I ran across an interesting paper yesterday “Logistic Regression, AdaBoost and Bregman Distances” (Collins, Schapire, Singer 2000). Adaboost is a great way to combine several weak predictors into a strong predictor (Freund 2012 is a great reference). The Bregman distance is a generalization of the Euclidean norm and KL-Divergence. Many well known algorithms that use the Euclidean norm still work when the Euclidian norm is replaced with a Bregman distance (e.g. Dykstra’s Algorithm see Censor Reich 2000). In the paper, the authors show that Adaboost solves a best approximation problem using the KL-distance and introduce many variants of Adaboost. Here are some quotes from the paper:
1) “We are now able to borrow methods from the maximum entropy literature for logistic regression and apply them to the exponential loss used by AdaBoost, especially convergence proof techniques.”

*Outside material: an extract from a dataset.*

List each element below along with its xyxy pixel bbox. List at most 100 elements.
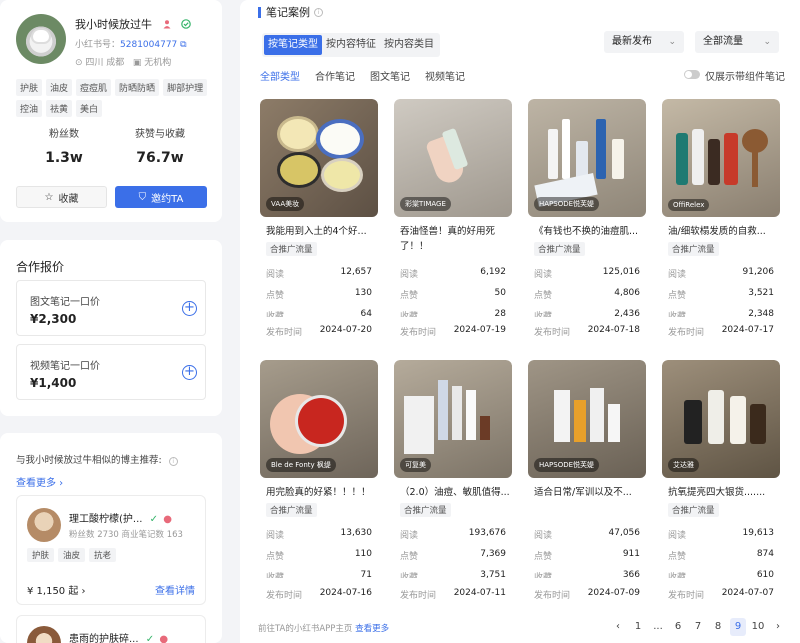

2) “Duffy and Helmbold (1999) gave conditions under which a loss function gives a boosting algorithm. They showed that minimizing logistic loss does lead to a boosting algorithm the PAC sense.”
3) “Our work builds heavily on that of Kivinen andWarmuth (1999) who, along with Lafferty, were the first to make a connection between AdaBoost and information geometry. They showed that the update used by AdaBoost is a form of “entropy projection.”” (bold face added.)